(偶然翻到一篇两年前自己写的文字,觉得挺有意思的,遂发。不得不说,心境这种东西,真是变化无常,不知道此刻的我是成长还是堕落,可能再来两三年才知道吧)
<正文如下>
好久没有写东西了,可能最近工作太过繁忙,也可能说是没什么好的感触,所以未曾提笔。
原本以为周末会过的依旧平淡无奇:周六从城市坐高铁回农村老家,晚上约三五好友喝酒畅聊,周日下午返回城市继续工作,然而并不是。
赶车
周六早上七点半起床后,随便找了件破洞牛仔裤,正准备穿的时候,女朋友说你这裤子颜色是真的丑,我稍稍有点懵逼,老实说这个裤子颜色我觉得灰常nice的呀,然后我仔细想了下,才发觉这条裤子是我大三时候买的,所以颜色可能已经过时了不过没事,反正也是回村里穿的,这种略显杀马特的颜色和破洞,刚好和目前村里的时尚气息相匹配。八点半的时候,煮了一锅糖水,亲了亲女票的额头和手背,给她交代了几句,然后就背书包出门了,当时感觉去火车站的时间有点仓促了,当b17行驶到西大街时,我看了眼手表,已经9点40分了,而我的火车票是9点52发车。

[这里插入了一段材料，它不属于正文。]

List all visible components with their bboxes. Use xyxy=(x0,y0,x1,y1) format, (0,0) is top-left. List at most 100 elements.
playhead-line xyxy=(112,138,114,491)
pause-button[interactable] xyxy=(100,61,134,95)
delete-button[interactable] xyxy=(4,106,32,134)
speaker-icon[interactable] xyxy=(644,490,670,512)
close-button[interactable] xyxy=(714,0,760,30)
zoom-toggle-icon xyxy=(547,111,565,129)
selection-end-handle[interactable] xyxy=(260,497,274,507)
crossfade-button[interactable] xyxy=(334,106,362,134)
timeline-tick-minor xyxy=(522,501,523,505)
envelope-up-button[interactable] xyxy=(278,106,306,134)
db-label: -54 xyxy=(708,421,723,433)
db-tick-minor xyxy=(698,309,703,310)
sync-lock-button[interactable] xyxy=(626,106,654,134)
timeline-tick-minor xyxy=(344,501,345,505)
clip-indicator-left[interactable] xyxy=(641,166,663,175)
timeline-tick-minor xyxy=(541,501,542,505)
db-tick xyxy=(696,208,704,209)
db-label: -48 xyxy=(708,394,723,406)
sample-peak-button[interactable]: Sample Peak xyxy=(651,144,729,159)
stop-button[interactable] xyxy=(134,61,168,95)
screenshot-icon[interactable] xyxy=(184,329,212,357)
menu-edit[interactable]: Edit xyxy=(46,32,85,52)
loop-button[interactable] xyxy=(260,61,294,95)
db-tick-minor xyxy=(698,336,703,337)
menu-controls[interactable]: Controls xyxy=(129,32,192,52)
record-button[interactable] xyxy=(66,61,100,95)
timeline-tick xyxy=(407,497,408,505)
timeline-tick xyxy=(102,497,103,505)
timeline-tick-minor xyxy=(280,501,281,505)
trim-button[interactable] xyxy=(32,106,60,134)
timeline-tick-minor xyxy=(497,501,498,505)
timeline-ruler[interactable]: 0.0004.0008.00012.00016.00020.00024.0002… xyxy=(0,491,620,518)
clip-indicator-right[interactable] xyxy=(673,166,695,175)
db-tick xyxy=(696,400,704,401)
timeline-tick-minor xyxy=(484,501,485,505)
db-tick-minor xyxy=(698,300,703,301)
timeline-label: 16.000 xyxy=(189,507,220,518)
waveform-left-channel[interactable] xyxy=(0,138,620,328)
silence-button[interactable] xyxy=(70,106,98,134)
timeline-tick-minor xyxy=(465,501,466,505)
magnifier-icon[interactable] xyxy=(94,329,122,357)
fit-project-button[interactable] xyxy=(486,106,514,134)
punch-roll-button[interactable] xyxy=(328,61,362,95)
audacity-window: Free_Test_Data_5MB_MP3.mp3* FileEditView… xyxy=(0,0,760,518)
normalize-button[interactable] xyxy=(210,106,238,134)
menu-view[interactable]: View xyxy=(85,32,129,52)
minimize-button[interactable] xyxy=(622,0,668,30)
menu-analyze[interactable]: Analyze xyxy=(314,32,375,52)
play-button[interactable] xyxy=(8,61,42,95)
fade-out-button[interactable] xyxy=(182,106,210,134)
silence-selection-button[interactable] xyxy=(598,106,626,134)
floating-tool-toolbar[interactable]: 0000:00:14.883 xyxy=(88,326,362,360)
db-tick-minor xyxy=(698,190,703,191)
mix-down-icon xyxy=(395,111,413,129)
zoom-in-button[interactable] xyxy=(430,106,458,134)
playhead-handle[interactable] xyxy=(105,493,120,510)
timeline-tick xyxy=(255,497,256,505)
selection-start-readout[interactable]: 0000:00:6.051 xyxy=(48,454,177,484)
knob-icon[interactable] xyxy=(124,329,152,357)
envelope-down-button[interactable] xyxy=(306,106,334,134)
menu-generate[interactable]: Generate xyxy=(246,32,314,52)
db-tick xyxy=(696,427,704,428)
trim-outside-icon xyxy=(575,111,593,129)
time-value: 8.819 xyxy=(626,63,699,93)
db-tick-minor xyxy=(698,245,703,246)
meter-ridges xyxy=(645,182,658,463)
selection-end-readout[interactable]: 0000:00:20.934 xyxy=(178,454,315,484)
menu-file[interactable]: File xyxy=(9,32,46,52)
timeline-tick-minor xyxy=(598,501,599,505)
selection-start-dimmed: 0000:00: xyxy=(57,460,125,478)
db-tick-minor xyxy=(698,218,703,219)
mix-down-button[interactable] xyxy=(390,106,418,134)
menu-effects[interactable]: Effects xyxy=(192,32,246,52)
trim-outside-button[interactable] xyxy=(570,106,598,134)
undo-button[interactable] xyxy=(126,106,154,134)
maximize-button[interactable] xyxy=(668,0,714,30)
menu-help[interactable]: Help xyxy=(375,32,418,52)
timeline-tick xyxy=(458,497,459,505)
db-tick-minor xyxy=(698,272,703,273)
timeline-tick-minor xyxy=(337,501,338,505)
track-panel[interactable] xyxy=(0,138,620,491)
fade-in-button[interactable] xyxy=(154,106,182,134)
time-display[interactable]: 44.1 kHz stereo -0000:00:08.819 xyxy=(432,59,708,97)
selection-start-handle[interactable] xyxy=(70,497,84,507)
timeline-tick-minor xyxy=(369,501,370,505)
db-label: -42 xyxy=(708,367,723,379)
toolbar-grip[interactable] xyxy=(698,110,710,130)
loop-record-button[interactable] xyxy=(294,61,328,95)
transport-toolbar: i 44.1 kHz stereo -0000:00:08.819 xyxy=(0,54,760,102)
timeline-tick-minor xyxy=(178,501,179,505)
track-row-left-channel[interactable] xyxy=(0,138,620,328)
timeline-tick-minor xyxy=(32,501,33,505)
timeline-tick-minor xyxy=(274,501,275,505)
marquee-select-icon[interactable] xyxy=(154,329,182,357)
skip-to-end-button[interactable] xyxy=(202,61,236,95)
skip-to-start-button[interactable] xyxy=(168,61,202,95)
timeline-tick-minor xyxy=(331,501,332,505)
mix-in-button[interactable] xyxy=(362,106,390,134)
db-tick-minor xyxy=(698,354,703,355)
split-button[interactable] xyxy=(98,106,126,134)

聪明如我当机立断——下车,我的脚一踏上地面,整个人就跟发疯一样朝火车站奔跑,穿过西大街,穿过二七广场,穿过东广场,半分钟取了票,一分钟过安检,当我跑到第七候车厅时,感觉整个人都快废了,然而心中有个意念在不断重复,不能停下,不能停下,我刚跑过检票口,检票大姐拉上了小门,停止检票。自从大学毕业后,就没有这样冲刺过,当我跑上了火车,心才终于落下。PS:以后要好好锻炼身体了,生命在于运动,有健康的身体才有美好的生活。于是乎当火车驶入武陟站时,我决定走路回家。
守护
周六中午回家后,二姑做了面条,吃过饭开车出去,行驶到宾馆后面那条路上时,看的到远处路中间有两个灰色的物体,仔细看了一眼,是两只小土狗,一只趴着,另一只蹲坐在旁边,及至近处,才看清楚,趴着的那只是被车碾了,车轮大概是从肚皮上磨了过去,因为看到肠子之类的内脏在地上拖了两三米,而旁边的那只小狗,始终蹲在旁边,舌头舔着已经死去的同伴,这个动作应是他能给的最后一点温暖,然而生命已逝。看到这心酸的一幕后,我想去帮助他们,把小狗的尸体移出快车道,避免另一只小狗处于危险中,旁边朋友劝我别去,那个尸体血肉模糊,我们停车移的话,人家主人就会觉得是我们压死的,而且很有可能这个时候小狗很疯狂,你去动他同伴,他会发疯咬人,我们最终还是悻悻地离开了,很无奈。我不知道活着的小狗命运如何了,愿上帝保佑他,愿上帝怜悯那只死去的小狗,生命总是脆弱的,我们要保护好自己,保护好家人,也愿主护佑我们,阿门。
酒局
晚上和三个朋友在一起喝酒,八点到的烧烤摊,没有桌子了,等了几分钟,从角落里找了一张脏桌子,老板擦了两遍。点菜的时候,我突然想喝点白酒(大热天喝白酒有点神经病的),于是和朱商量,来一瓶白的,他也欣然同意,天宝也说可以,挑了一瓶北大仓,拧开盖子的时候,粮食酒特有的香气扑鼻而来,酒过三巡,聊到今天小狗的事,他们也觉得很心酸,期间又聊了许多事情,不再详谈,吃完的时候已是十一点,三人喝了一瓶白酒,一桶扎啤,十瓶啤酒,当然,和尚还是滴酒不沾,喝了两瓶黑加仑和两瓶恒大冰泉。四人骑上两电动车,去北花坛找了一家拉面小馆,点了两盘凉菜,四瓶啤酒,两碗拉面,又喝了半个小时。接着骑上电动车,去了天宝家,到他家的时候已是凌晨,开了两瓶啤酒,打了两盘麻将,一把王者农药,一觉睡到第二天十点,醉酒后的记忆是天宝家满院的葡萄真甜,和朱骑车载着我,我俩喊了一路的fuck U。中午起床后,大家在院子里摘葡萄吃,真的很甜,看着那满院的葡萄,我想起了奶奶家的葡萄树,也是这么茂盛,每年夏天多的吃不完,奶奶人好,都送给了街坊邻居亲戚朋友,后来葡萄树长太大了,怕压坏房顶,就砍了。去年奶奶去世了,葬礼上我也想起了那株被砍的葡萄树,哭的稀里哗啦。吃了半小时现摘的葡萄,和尚骑车把我送回了家,也挺心疼这个兄弟的,他也是近来所行不顺。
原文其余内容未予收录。